Today’s malware-loader-du-jour, Bumblebee, has been seen achieving initial access through phishing sites that convince a user to mount a downloaded ISO image. This may be a reaction to Microsoft’s recent improvements to macro-enabled document security.

Adversaries push ISO files through compromised email (reply) chains, known as thread hijacked emails, to deploy the Bumblebee loader. ISO files contain a byte-to-byte copy of low-level data stored on a disk. The malicious ISO files are delivered through Google Cloud links or password protected zip folders. The ISO files contain a hidden DLL with random names and an LNK file. DLL (Dynamic Link Library) is a library that contains codes and data which can be used by more than one program at a time. LNK is a filename extension in Microsoft Windows for shortcuts to local files.

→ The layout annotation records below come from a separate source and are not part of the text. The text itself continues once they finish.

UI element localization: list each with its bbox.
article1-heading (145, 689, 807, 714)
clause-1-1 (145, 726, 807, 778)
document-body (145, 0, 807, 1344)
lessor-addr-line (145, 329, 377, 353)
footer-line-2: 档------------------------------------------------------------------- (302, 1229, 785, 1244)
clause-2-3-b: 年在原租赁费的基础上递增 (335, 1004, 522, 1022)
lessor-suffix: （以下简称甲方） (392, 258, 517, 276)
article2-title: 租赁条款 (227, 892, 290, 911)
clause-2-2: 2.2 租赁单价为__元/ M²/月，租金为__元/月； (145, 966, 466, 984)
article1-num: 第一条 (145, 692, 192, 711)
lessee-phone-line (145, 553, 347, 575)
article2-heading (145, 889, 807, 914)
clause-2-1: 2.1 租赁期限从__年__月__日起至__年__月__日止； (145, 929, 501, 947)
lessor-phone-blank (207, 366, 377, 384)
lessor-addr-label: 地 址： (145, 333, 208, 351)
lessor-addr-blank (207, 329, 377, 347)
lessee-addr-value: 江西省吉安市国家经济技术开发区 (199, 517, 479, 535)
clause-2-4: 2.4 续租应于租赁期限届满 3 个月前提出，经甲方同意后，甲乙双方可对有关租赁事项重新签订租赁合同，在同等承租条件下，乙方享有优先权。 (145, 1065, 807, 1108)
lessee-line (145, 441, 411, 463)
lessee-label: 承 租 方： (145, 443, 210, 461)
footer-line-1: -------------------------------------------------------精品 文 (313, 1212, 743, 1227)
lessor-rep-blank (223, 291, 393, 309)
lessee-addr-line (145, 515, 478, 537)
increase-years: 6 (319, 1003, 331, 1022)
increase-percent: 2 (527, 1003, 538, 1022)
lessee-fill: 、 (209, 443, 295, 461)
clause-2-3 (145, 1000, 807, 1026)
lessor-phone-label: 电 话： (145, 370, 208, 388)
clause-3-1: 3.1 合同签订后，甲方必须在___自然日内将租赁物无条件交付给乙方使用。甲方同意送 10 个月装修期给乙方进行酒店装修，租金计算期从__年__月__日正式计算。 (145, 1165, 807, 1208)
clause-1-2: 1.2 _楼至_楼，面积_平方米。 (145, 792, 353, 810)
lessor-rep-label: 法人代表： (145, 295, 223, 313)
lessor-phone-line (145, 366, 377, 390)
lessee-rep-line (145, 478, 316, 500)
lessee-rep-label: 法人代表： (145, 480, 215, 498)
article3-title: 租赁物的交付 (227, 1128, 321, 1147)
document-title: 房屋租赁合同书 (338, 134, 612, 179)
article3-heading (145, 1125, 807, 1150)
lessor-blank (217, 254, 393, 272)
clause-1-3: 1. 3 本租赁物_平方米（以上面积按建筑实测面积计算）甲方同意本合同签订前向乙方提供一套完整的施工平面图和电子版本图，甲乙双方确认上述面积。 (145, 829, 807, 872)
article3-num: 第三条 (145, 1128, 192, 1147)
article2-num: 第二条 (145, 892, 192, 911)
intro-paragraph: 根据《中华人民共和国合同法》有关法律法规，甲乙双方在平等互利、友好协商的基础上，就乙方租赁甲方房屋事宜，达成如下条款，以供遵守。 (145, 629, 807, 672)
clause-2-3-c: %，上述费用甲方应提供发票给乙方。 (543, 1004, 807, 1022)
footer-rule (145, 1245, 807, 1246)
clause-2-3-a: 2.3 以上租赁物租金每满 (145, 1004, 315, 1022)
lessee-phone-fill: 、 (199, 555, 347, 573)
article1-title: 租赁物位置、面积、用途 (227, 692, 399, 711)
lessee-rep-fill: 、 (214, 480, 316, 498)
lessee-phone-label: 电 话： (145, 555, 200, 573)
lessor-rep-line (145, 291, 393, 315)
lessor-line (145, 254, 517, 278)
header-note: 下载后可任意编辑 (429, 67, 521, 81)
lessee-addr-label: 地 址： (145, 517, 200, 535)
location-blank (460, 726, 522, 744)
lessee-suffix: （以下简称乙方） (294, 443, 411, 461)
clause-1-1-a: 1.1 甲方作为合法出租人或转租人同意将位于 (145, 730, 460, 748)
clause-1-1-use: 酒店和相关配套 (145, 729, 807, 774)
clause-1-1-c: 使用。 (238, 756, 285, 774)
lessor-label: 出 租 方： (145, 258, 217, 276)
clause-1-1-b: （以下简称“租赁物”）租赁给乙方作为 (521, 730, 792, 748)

https://cloudsek.com/technical-analysis-of-bumblebee-malware-loader/

One of the things that we can do to help our users avoid this new initial execution foothold is by blocking the mounting of ISO images, as long as you can be confident this will not break anything they actually need to do! I am fortunate enough to be able to do this.

(Djordje Atlialp shows us how to achieve this with classic GPOs, and also a more comprehensive neutering of ISO files.)

Here is what I have rolled out as an Intune PowerShell Script to block the mounting of ISOs. No reboot is required. Users will see the Mount option disappear from the context menu of an ISO file within File Explorer and will be unable to double-click to mount a malicious ISO. Or, indeed, any ISO. 😉

We will head to Microsoft Endpoint Manager admin center, go to Devices > Scripts and create a new Windows 10 and later PowerShell script.

The Intune Script

UPDATE: I have made some improvements — namely, the previous one liner will cause failures to be reported in Intune on subsequent runs. We will now only add the value where it does not exist, and we will add support for Windows.VhdFile as well. It’s no longer a one-liner!

$items = @(
    @{
        path = "HKLM:\SOFTWARE\Classes\Windows.IsoFile\shell\mount"
        valueName = "ProgrammaticAccessOnly"   
    }
    @{
        path = "HKLM:\SOFTWARE\Classes\Windows.VhdFile\shell\mount"
        valueName = "ProgrammaticAccessOnly"
    }
)

foreach($item in $items) {
    if ($null -eq (Get-Item -Path $item.path).GetValue($item.valueName)) {
        New-ItemProperty -Path $item.path -Name $item.valueName -Value ""
    }
}

The body of the script can be as follows:

New-ItemProperty -Path "HKLM:\SOFTWARE\Classes\Windows.IsoFile\shell\mount" -Name ProgrammaticAccessOnly -Value ""

(This REG_SZ value need only exist, with a blank string as its Data, for this to work.)

Assign it to the device group and you are all set.

Removal

To undo this change, we can reverse what we’re doing and Remove-ItemProperty on the items we added:

$items = @(
    @{
        path = "HKLM:\SOFTWARE\Classes\Windows.IsoFile\shell\mount"
        valueName = "ProgrammaticAccessOnly"   
    }
    @{
        path = "HKLM:\SOFTWARE\Classes\Windows.VhdFile\shell\mount"
        valueName = "ProgrammaticAccessOnly"
    }
)

foreach($item in $items) {
    if ($null -ne (Get-Item -Path $item.path).GetValue($item.valueName)) {
        Remove-ItemProperty -Path $item.path -Name $item.valueName
    }
}

Conclusion

This doesn’t make you bulletproof, but will, if tolerated by your users, provide a substantial degree of protection, at the time of writing, from any number of current malware loaders that are using the ISO image technique to achieve initial code execution. The nature of the separate filesystem within the ISO presently prevents it from being marked as being from the Wild Wild West World Wide Web.